Caring for those who have "borne the battle" is a year-round, ongoing duty. We recall it, and celebrate the service of veterans today, on Veterans Day, but the obligation stretches out years from now. It's not just about today's veterans, but about those yet unborn who will wear the nation's uniform, fight its battles and defend its liberties.
We haven't always treated veterans as well as they deserved. The original GI Bill -- officially the Servicemen's Readjustment Act of 1944 -- was transformational for millions of World War II veterans and for the nation itself. They used its benefits to attend college and trade schools and to buy homes. In the process, they created a vastly larger American middle class.
Some form of GI Bill has been in place ever since, though the benefits have varied over the decades. A new GI Bill, affecting veterans in the post-9/11 period, will take effect in August of 2009, and offer expanded education benefits. It's an improvement over the current program, which pays a flat sum over four years, and isn't enough to finance a bachelor's degree at many colleges.
Funding for veterans health care is also going up, partly in response to media coverage in recent years of abysmal treatment for some veterans returning from combat in Iraq and Afghanistan.
Mental health care must have a particularly high priority. That's crucial, because adjusting to civilian life after military service is difficult for many veterans. The enormous psychological and emotional pressures of combat must be addressed, and that's hard for many veterans, and their families, because of the stigma that's still attached to mental health issues.
It's worth remembering that veterans benefits -- particularly for education -- have a way of paying dividends to the nation all out of proportion to their cost. It's estimated that every dollar spent on the original GI Bill for World War II veterans was returned seven-fold to the nation in economic growth.

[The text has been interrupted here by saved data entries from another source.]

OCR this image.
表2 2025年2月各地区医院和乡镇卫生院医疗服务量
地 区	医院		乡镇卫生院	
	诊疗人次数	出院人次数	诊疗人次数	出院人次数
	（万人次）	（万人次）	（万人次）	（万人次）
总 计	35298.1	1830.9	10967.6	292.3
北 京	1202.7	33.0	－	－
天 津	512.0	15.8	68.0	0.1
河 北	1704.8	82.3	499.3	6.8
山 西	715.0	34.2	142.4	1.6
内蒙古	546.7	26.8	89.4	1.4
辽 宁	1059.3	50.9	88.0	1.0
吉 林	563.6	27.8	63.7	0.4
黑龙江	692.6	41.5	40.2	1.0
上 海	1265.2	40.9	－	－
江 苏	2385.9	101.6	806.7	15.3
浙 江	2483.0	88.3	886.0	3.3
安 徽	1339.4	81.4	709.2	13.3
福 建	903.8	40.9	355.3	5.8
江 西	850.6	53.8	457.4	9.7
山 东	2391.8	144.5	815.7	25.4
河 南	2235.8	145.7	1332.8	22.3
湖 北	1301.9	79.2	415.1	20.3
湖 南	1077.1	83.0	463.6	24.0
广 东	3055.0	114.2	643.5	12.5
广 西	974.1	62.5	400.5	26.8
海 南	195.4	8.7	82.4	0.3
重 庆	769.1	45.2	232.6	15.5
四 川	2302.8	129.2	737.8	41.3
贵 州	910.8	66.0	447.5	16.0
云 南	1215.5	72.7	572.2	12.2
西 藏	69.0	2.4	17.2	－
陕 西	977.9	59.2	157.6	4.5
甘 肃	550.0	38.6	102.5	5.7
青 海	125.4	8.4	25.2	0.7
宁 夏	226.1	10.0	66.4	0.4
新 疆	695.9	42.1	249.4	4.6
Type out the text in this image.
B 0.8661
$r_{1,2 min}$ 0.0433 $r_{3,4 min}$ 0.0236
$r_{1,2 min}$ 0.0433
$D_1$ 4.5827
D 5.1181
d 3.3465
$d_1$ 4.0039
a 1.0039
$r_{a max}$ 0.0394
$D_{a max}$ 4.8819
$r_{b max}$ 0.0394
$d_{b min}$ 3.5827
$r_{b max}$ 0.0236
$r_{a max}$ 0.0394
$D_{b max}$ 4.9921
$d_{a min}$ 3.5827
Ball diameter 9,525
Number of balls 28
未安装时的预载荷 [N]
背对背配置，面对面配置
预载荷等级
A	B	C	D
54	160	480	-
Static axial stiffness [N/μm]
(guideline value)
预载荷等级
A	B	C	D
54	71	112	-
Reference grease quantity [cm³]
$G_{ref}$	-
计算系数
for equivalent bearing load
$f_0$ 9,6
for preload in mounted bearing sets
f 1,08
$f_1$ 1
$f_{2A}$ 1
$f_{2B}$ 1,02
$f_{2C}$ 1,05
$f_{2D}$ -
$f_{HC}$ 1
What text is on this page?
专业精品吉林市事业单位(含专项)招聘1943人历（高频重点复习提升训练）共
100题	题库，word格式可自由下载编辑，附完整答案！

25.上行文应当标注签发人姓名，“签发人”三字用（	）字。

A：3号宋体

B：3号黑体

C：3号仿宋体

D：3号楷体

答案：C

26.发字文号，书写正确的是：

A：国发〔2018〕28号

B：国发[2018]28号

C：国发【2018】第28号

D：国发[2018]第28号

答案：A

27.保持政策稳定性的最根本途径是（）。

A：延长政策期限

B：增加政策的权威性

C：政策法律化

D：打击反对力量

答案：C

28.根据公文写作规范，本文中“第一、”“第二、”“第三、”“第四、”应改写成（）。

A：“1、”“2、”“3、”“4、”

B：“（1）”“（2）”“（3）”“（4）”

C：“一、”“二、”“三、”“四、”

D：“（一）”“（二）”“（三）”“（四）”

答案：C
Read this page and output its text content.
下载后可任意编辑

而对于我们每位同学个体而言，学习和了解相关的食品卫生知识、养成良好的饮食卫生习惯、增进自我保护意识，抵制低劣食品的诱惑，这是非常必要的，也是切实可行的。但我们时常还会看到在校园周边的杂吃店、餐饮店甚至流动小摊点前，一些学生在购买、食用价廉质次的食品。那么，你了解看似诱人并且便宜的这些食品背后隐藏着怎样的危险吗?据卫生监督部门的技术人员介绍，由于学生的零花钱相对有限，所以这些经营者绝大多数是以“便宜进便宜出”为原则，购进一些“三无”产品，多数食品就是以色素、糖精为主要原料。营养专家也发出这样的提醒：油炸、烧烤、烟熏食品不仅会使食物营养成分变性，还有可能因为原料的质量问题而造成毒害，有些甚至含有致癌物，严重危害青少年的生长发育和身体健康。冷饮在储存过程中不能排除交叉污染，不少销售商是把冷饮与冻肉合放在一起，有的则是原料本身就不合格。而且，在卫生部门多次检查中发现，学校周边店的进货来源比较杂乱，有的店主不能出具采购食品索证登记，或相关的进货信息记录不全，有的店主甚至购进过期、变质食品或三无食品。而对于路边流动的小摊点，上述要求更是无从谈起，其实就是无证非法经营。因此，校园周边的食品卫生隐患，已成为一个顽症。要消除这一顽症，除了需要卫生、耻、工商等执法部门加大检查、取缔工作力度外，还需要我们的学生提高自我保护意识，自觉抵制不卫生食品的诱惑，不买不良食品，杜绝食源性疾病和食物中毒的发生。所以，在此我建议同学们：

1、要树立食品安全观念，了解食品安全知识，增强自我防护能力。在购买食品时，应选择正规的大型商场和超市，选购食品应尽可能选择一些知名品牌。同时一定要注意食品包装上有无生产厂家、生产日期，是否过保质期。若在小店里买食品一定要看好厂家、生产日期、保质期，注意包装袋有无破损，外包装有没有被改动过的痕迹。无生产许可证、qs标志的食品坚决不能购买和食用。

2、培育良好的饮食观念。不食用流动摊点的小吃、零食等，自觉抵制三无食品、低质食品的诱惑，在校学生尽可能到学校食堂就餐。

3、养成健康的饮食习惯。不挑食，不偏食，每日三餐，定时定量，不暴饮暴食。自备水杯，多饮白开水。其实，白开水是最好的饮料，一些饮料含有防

It's also worth remembering that Veterans Day began as Armistice Day, celebrating the end of World War I -- the "war to end all wars." There have been more wars since then, of course, and we must expect still more in the future. We will always have veterans among us, and we must always remember the debt we owe them. But mere remembrance, though essential, is not by itself enough. These men and women have earned special consideration, and we can't let that be forgotten either.